How to submit new models to Matbench Discovery

🔨 Installation

Clone the repo and install matbench-discovery into your Python environment:

git clone https://github.com/janosh/matbench-discovery --depth 1
pip install -e ./matbench-discovery

There's also a PyPI package for faster installation if you don't need the latest code changes (unlikely if you're planning to submit a model since the benchmark is under active development).
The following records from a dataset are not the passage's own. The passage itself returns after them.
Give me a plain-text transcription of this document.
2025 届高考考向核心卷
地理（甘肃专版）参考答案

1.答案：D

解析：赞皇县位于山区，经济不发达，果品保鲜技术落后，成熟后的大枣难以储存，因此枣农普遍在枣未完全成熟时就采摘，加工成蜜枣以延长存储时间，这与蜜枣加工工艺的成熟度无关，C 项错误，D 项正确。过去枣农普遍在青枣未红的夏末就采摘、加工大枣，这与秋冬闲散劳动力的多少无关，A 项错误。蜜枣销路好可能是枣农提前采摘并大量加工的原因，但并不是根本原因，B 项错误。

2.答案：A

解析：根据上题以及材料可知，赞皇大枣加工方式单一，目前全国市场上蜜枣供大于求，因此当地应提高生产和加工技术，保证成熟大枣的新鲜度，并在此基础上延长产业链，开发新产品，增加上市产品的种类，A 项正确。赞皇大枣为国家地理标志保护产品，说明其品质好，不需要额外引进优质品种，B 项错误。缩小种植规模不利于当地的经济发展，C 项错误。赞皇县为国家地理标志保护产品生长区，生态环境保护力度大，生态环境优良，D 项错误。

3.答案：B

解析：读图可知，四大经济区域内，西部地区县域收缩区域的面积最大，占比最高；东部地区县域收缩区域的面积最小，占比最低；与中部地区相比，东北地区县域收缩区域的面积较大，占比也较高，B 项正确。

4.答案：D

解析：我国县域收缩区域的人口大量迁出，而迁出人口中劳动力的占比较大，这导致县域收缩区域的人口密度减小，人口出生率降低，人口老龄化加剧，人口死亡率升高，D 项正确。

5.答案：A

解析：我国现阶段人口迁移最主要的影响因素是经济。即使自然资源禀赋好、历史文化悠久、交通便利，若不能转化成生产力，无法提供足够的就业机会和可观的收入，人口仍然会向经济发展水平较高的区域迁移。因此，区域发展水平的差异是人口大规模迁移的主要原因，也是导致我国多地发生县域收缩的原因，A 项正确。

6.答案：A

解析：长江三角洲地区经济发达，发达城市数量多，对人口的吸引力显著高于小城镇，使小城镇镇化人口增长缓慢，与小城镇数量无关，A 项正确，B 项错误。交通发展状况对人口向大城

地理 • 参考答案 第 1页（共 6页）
✨ How to submit a new model

To submit a new model to this benchmark and add it to our leaderboard, please create a pull request to the main branch that includes the 3 required items:

You should share your model's predictions through a cloud storage service (we recommend Figshare) and include the download links in your PR description. Your cloud storage directory should contain files in a compressed format with the following naming convention: <arch-name>/<model-variant>/<yyyy-mm-dd>-<eval-task>.{csv.gz|json.gz}. For example, a in the case of MACE-MP-0, the file paths would be:
- geometry optimization: mace/mace-mp-0/2023-12-11-wbm-IS2RE-FIRE.jsonl.gz (use JSON Lines format for fast loading of small numbers of structures with pandas.read_json(lines=True, nrows=100) for inspection)
- discovery: mace/mace-mp-0/2023-12-11-wbm-IS2RE.csv.gz
- phonons: mace/mace-mp-0/2024-11-09-kappa-103-FIRE-dist=0.01-fmax=1e-4-symprec=1e-5.json.gz
The files should contain the following information:
1. <arch-name>/<model-variant>/<yyyy-mm-dd>-wbm-geo-opt-<optimizer>.json.gz: The model's relaxed structures as compressed JSON containing:
  - Final relaxed structures (as ASE Atoms or pymatgen Structures)
  - Final energies (eV), forces (eV/Å), stress (eV/Å³) and volume (Å³)
  - Material IDs matching the WBM test set
2. <arch-name>/<model-variant>/<yyyy-mm-dd>-wbm-IS2RE.csv.gz: A compressed CSV file with:
  - Material IDs matching the WBM test set
  - Final formation energies per atom (eV/atom)
3. <arch-name>/<model-variant>/<yyyy-mm-dd>-kappa-103-FIRE-<values-of-dist|fmax|symprec>.json.gz: A compressed JSON file with:
  - Material IDs matching the WBM test set
  - Predicted thermal conductivity (κ) values (W/mK)
Optionally you can also share the complete relaxation trajectories. Having the forces and stresses at each relaxation step also allows analyzing any pathological behavior for structures where relaxation failed or went haywire.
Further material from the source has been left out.